Expand all | Collapse all

NAC Agent-based assessment: Service State Check

  • 1.  NAC Agent-based assessment: Service State Check

    Posted 05-30-2017 19:24
    Hi guys,

    I have a NAC customer (full former-Enterasys solution deployed) with issues on users connecting their laptops to the wired network onsite (and being assessed by NAC) and enabling Windows Internet Connection Sharing to allow the user's smartphones to connect to the Internet using the laptop's wireless (this is not allowed by the company's policy, but employees don't care, and we are on Brazil).

    The customer could simply disable the ICS service using a GPO, but these users travel with the laptops and should be allowed to share the internet connection only outside of the company sites.

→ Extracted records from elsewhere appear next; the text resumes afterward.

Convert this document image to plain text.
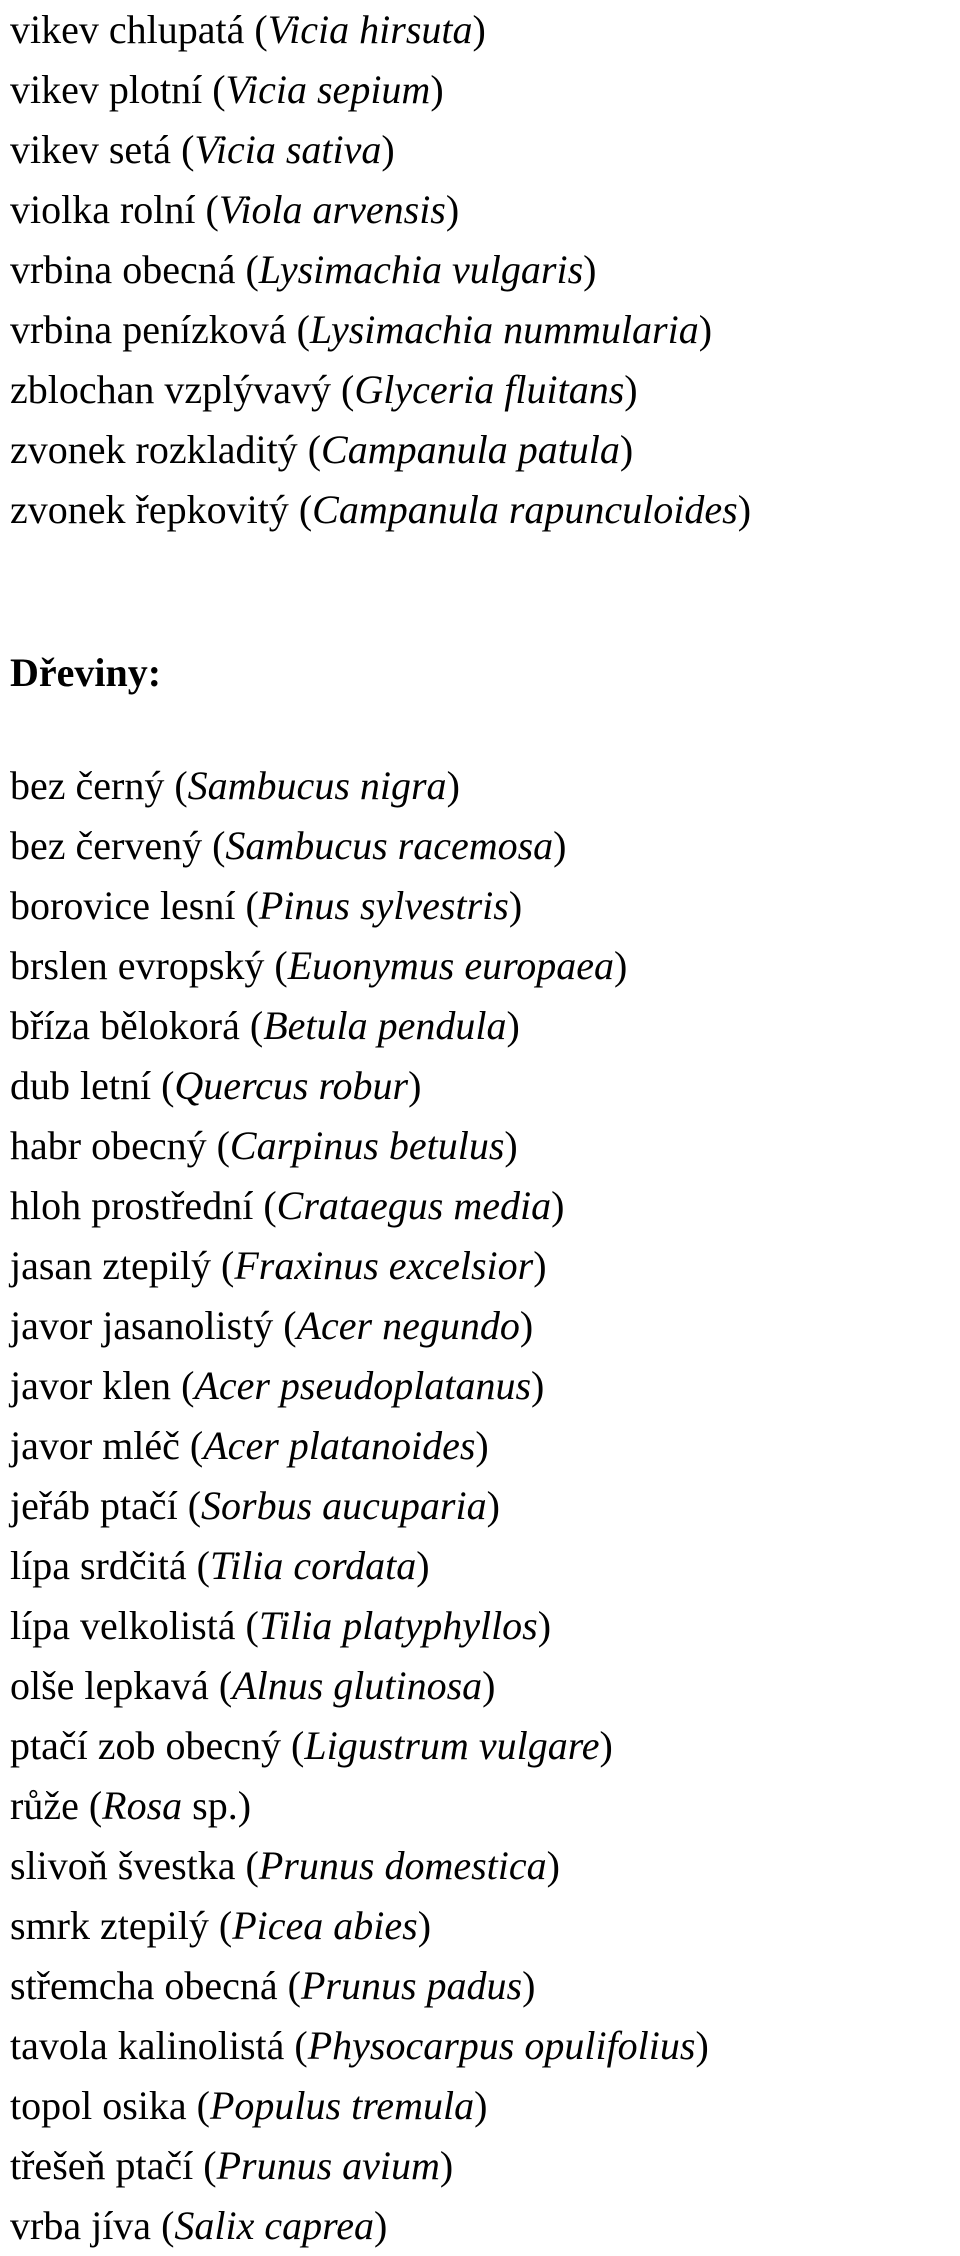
vikev chlupatá (Vicia hirsuta)
vikev plotní (Vicia sepium)
vikev setá (Vicia sativa)
violka rolní (Viola arvensis)
vrbina obecná (Lysimachia vulgaris)
vrbina penízková (Lysimachia nummularia)
zblochan vzplývavý (Glyceria fluitans)
zvonek rozkladitý (Campanula patula)
zvonek řepkovitý (Campanula rapunculoides)
Dřeviny:
bez černý (Sambucus nigra)
bez červený (Sambucus racemosa)
borovice lesní (Pinus sylvestris)
brslen evropský (Euonymus europaea)
bříza bělokorá (Betula pendula)
dub letní (Quercus robur)
habr obecný (Carpinus betulus)
hloh prostřední (Crataegus media)
jasan ztepilý (Fraxinus excelsior)
javor jasanolistý (Acer negundo)
javor klen (Acer pseudoplatanus)
javor mléč (Acer platanoides)
jeřáb ptačí (Sorbus aucuparia)
lípa srdčitá (Tilia cordata)
lípa velkolistá (Tilia platyphyllos)
olše lepkavá (Alnus glutinosa)
ptačí zob obecný (Ligustrum vulgare)
růže (Rosa sp.)
slivoň švestka (Prunus domestica)
smrk ztepilý (Picea abies)
střemcha obecná (Prunus padus)
tavola kalinolistá (Physocarpus opulifolius)
topol osika (Populus tremula)
třešeň ptačí (Prunus avium)
vrba jíva (Salix caprea)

    Taking a look at the assessment tests, we can check a Service State. In the NAC Manager Help it states:

    Service Name The name of the service you are checking for. You must specify the actual service name. To see the names of running services you can run tasklist /SVC from a command prompt. This command will show the registered names of the services and not the alias names that may be shown in the Windows Administrative Services UI.

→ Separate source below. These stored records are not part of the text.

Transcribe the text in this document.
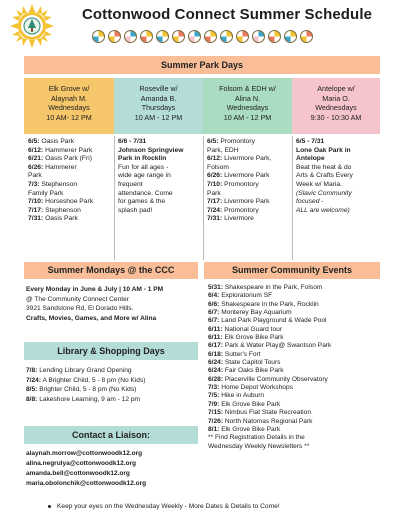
Cottonwood Connect Summer Schedule
Summer Park Days
Elk Grove w/
Alaynah M.
Wednesdays
10 AM- 12 PM
Roseville w/
Amanda B.
Thursdays
10 AM - 12 PM
Folsom & EDH w/
Alina N.
Wednesdays
10 AM - 12 PM
Antelope w/
Maria O.
Wednesdays
9:30 - 10:30 AM
6/5: Oasis Park
6/12: Hammerer Park
6/21: Oasis Park (Fri)
6/26: Hammerer
Park
7/3: Stephenson
Family Park
7/10: Horseshoe Park
7/17: Stephenson
7/31: Oasis Park
6/6 - 7/31
Johnson Springview
Park in Rocklin
Fun for all ages -
wide age range in
frequent
attendance. Come
for games & the
splash pad!
6/5: Promontory
Park, EDH
6/12: Livermore Park,
Folsom
6/26: Livermore Park
7/10: Promontory
Park
7/17: Livermore Park
7/24: Promontory
7/31: Livermore
6/5 - 7/31
Lone Oak Park in
Antelope
Beat the heat & do
Arts & Crafts Every
Week w/ Maria.
(Slavic Community
focused -
ALL are welcome)
Summer Mondays @ the CCC
Every Monday in June & July | 10 AM - 1 PM
@ The Community Connect Center
3921 Sandstone Rd, El Dorado Hills.
Crafts, Movies, Games, and More w/ Alina
Summer Community Events
5/31: Shakespeare in the Park, Folsom
6/4: Exploratorium SF
6/6: Shakespeare in the Park, Rocklin
6/7: Monterey Bay Aquarium
6/7: Land Park Playground & Wade Pool
6/11: National Guard tour
6/11: Elk Grove Bike Park
6/17: Park & Water Play@ Swantson Park
6/18: Sutter's Fort
6/24: State Capitol Tours
6/24: Fair Oaks Bike Park
6/28: Placerville Community Observatory
7/3: Home Depot Workshops
7/5: Hike in Auburn
7/9: Elk Grove Bike Park
7/15: Nimbus Flat State Recreation
7/26: North Natomas Regional Park
8/1: Elk Grove Bike Park
** Find Registration Details in the
Wednesday Weekly Newsletters **
Library & Shopping Days
7/8: Lending Library Grand Opening
7/24: A Brighter Child, 5 - 8 pm (No Kids)
8/5: Brighter Child, 5 - 8 pm (No Kids)
8/8: Lakeshore Learning, 9 am - 12 pm
Contact a Liaison:
alaynah.morrow@cottonwoodk12.org
alina.negrulya@cottonwoodk12.org
amanda.bell@cottonwoodk12.org
maria.obolonchik@cottonwoodk12.org
Keep your eyes on the Wednesday Weekly - More Dates & Details to Come!
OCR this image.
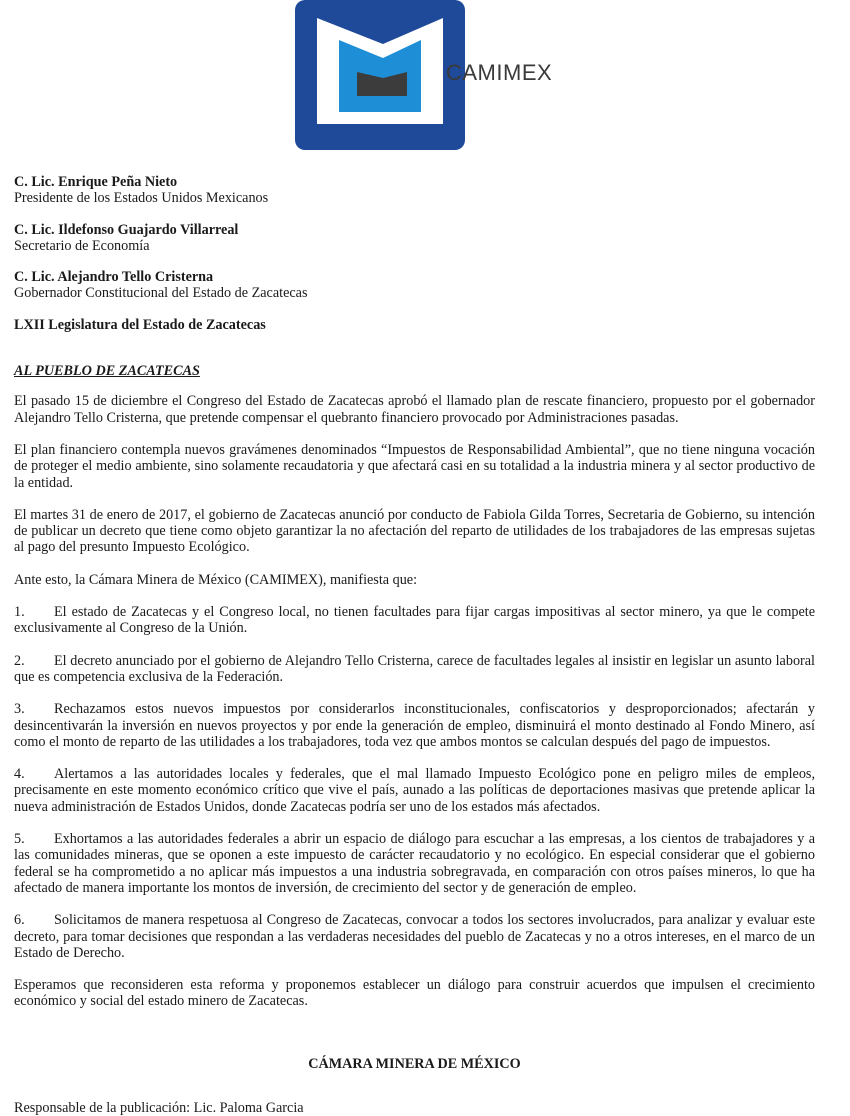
CAMIMEX
C. Lic. Enrique Peña Nieto
Presidente de los Estados Unidos Mexicanos
C. Lic. Ildefonso Guajardo Villarreal
Secretario de Economía
C. Lic. Alejandro Tello Cristerna
Gobernador Constitucional del Estado de Zacatecas
LXII Legislatura del Estado de Zacatecas
AL PUEBLO DE ZACATECAS

El pasado 15 de diciembre el Congreso del Estado de Zacatecas aprobó el llamado plan de rescate financiero, propuesto por el gobernador Alejandro Tello Cristerna, que pretende compensar el quebranto financiero provocado por Administraciones pasadas.

El plan financiero contempla nuevos gravámenes denominados “Impuestos de Responsabilidad Ambiental”, que no tiene ninguna vocación de proteger el medio ambiente, sino solamente recaudatoria y que afectará casi en su totalidad a la industria minera y al sector productivo de la entidad.

El martes 31 de enero de 2017, el gobierno de Zacatecas anunció por conducto de Fabiola Gilda Torres, Secretaria de Gobierno, su intención de publicar un decreto que tiene como objeto garantizar la no afectación del reparto de utilidades de los trabajadores de las empresas sujetas al pago del presunto Impuesto Ecológico.

Ante esto, la Cámara Minera de México (CAMIMEX), manifiesta que:

1. El estado de Zacatecas y el Congreso local, no tienen facultades para fijar cargas impositivas al sector minero, ya que le compete exclusivamente al Congreso de la Unión.

2. El decreto anunciado por el gobierno de Alejandro Tello Cristerna, carece de facultades legales al insistir en legislar un asunto laboral que es competencia exclusiva de la Federación.

3. Rechazamos estos nuevos impuestos por considerarlos inconstitucionales, confiscatorios y desproporcionados; afectarán y desincentivarán la inversión en nuevos proyectos y por ende la generación de empleo, disminuirá el monto destinado al Fondo Minero, así como el monto de reparto de las utilidades a los trabajadores, toda vez que ambos montos se calculan después del pago de impuestos.

4. Alertamos a las autoridades locales y federales, que el mal llamado Impuesto Ecológico pone en peligro miles de empleos, precisamente en este momento económico crítico que vive el país, aunado a las políticas de deportaciones masivas que pretende aplicar la nueva administración de Estados Unidos, donde Zacatecas podría ser uno de los estados más afectados.

5. Exhortamos a las autoridades federales a abrir un espacio de diálogo para escuchar a las empresas, a los cientos de trabajadores y a las comunidades mineras, que se oponen a este impuesto de carácter recaudatorio y no ecológico. En especial considerar que el gobierno federal se ha comprometido a no aplicar más impuestos a una industria sobregravada, en comparación con otros países mineros, lo que ha afectado de manera importante los montos de inversión, de crecimiento del sector y de generación de empleo.

6. Solicitamos de manera respetuosa al Congreso de Zacatecas, convocar a todos los sectores involucrados, para analizar y evaluar este decreto, para tomar decisiones que respondan a las verdaderas necesidades del pueblo de Zacatecas y no a otros intereses, en el marco de un Estado de Derecho.

Esperamos que reconsideren esta reforma y proponemos establecer un diálogo para construir acuerdos que impulsen el crecimiento económico y social del estado minero de Zacatecas.

CÁMARA MINERA DE MÉXICO

Responsable de la publicación: Lic. Paloma Garcia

    I took a look at the tasklist command and got the following info:

    It's not completly clear to me, but this means that I need to fill the "Service Name" field in NAC Manager test as "svchost.exe" and not "SharedAccess" (ICS)? If this is correct, I can't use this test, because svchost.exe is runs many other needed processes...

    In other hand, if we could use the "Services" info and fill the field with "SharedAccess" we should be fine...

    Any idea?

    Best regards,


  • 2.  RE: NAC Agent-based assessment: Service State Check

    Posted 06-05-2017 10:44
    Hello Leonardo,

    What version of NetSight, NAC and the Agent are you currently running?

    I was able to get the test set to identify the service running by the service name of "SharedAccess". I was testing on a Windows 10 PC.

    If that image is too small here is a link:

    If this doesn't work, or if you can't get this to work on other windows platforms it looks like there is a registry value is the H_KEY/LOCAL_COMPUTER directory, however it looks like the location is different based on OS:





    They all had different places where this could potentially be checked in a registry value.

    Let me know if you have the same results with the service state check.